Top 10 Conditional Expectation Interview Questions and Answers

We cant lie -Â Data Science Interviews are TOUGH. Top tech companies ask very hard questions about probability and statistics.

That’s why we put together 40 real chances The answers to all 40 questions are in our book, Ace The Data Science Interview. It also has answers to 161 other questions about SQL, Machine Learning, and Product/Business Sense. You can also practice some of these same exact questions on DataLemurs statistics interview questions section.

Conditional expectation is a key concept in probability theory and statistics that often comes up in quantitative interviews, especially for roles in finance, data science, and machine learning. Knowing how to calculate conditional expectations and interpret them is crucial.
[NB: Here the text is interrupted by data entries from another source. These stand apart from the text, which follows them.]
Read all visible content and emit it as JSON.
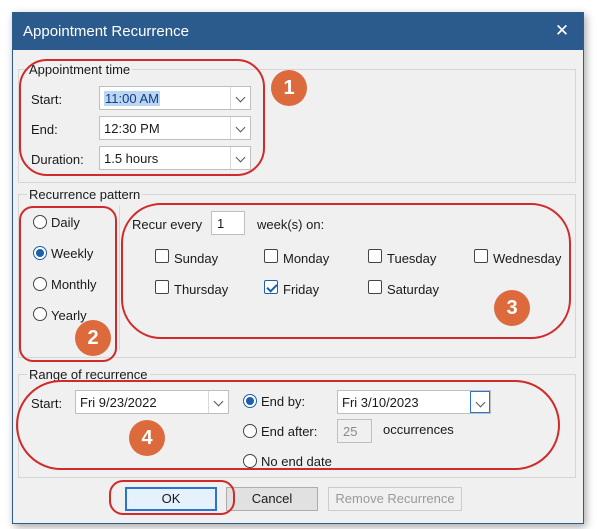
{
  "window": {
    "title": "Appointment Recurrence"
  },
  "appointment_time": {
    "group_label": "Appointment time",
    "start_label": "Start:",
    "start_value": "11:00 AM",
    "end_label": "End:",
    "end_value": "12:30 PM",
    "duration_label": "Duration:",
    "duration_value": "1.5 hours"
  },
  "recurrence_pattern": {
    "group_label": "Recurrence pattern",
    "options": [
      {
        "label": "Daily",
        "selected": false
      },
      {
        "label": "Weekly",
        "selected": true
      },
      {
        "label": "Monthly",
        "selected": false
      },
      {
        "label": "Yearly",
        "selected": false
      }
    ],
    "recur_every_label": "Recur every",
    "recur_every_value": "1",
    "weeks_on_label": "week(s) on:",
    "days": [
      {
        "label": "Sunday",
        "checked": false
      },
      {
        "label": "Monday",
        "checked": false
      },
      {
        "label": "Tuesday",
        "checked": false
      },
      {
        "label": "Wednesday",
        "checked": false
      },
      {
        "label": "Thursday",
        "checked": false
      },
      {
        "label": "Friday",
        "checked": true
      },
      {
        "label": "Saturday",
        "checked": false
      }
    ]
  },
  "range": {
    "group_label": "Range of recurrence",
    "start_label": "Start:",
    "start_value": "Fri 9/23/2022",
    "end_by_label": "End by:",
    "end_by_value": "Fri 3/10/2023",
    "end_after_label": "End after:",
    "end_after_value": "25",
    "occurrences_label": "occurrences",
    "no_end_label": "No end date",
    "selected": "end_by"
  },
  "buttons": {
    "ok": "OK",
    "cancel": "Cancel",
    "remove": "Remove Recurrence"
  },
  "annotations": {
    "m1": "1",
    "m2": "2",
    "m3": "3",
    "m4": "4",
    "color": "#d02a2a",
    "marker_color": "#dc6a3c"
  },
  "colors": {
    "titlebar": "#2b5b8c",
    "accent": "#1c5fad"
  }
}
In this article, I’ll go over the top 10 conditional expectation interview questions frequently asked, provide sample answers, and explain the intuition behind each one. Mastering these will ensure you ace the probability and stats portion of your next interview!

1. What is meant by conditional expectation and how is it calculated?

The conditional expectation E(X|Y) refers to the expected value of the random variable X given that another random variable Y has occurred or is known. Intuitively, it tells us the average value we expect X to take based on the specific value or realization of Y.

The general formula for conditional expectation is:

E(X|Y) = ∑_y E(X|Y=y)P(Y=y)

Where E(X|Y=y) is the expected value of X given a particular value y that Y takes, and P(Y=y) is the probability of Y taking that value y

So we calculate the conditional expectation by taking a weighted average of the expected values of X for each possible value of Y, weighted by the probabilities of those Y values occurring.

2. How do you calculate E(X|Y) when X and Y are discrete random variables?

When X and Y are both discrete, we can calculate the conditional expectation directly using the formula:

E(X|Y=y) = ∑_x xP(X=x|Y=y)

Where P(X=x|Y=y) is the conditional probability mass function of X given the value y of Y.

Then substitute this into the general conditional expectation formula:

E(X|Y) = ∑_y [ ∑_x xP(X=x|Y=y) ] P(Y=y)

Which is a double summation over all possible values of X and Y.

For example, if X ~ Binomial(10, 0.3) and Y ~ Binomial(10, 0.5), then:

E(X|Y=5) = 0P(X=0|Y=5) + 1P(X=1|Y=5) + … + 10*P(X=10|Y=5)

And repeat for other values of Y to get E(X|Y).

3. How do you interpret the conditional expectation of one random variable given another?

The conditional expectation E(X|Y) can be interpreted as the best predictor of X given knowledge of Y, or the average value we expect X to take based on the observed value of Y.

Some key properties:

  • E(X|Y) is a function of Y, not a constant. As the value of Y changes, the conditional expectation will change.

  • E(X|Y) is the minimum MSE predictor of X given Y. No other function of Y will give a lower MSE when predicting X.

  • E(X|Y=y) will be equal to E(X) if X and Y are independent. The conditional expectation equals the unconditional expectation if knowing Y provides no additional information about X.

4. If Cov(X,Y) = 0, what can you say about E(X|Y)?

If the covariance between two random variables X and Y is 0, then X and Y are uncorrelated. When X and Y are uncorrelated, the conditional expectation E(X|Y) is simply equal to the unconditional expectation E(X):

E(X|Y) = E(X)

This makes intuitive sense – if X and Y are uncorrelated, then knowing the value of Y provides no additional information about the likely value of X. The best prediction of X is simply its mean, regardless of Y.

So when covariance is zero, the conditional expectation equals the unconditional expectation. This provides a quick way to calculate E(X|Y) when you know X and Y are uncorrelated.

5. How do you calculate the conditional expectation of a normal random variable?

For multivariate normal random variables, the conditional expectation takes on a very specific linear form.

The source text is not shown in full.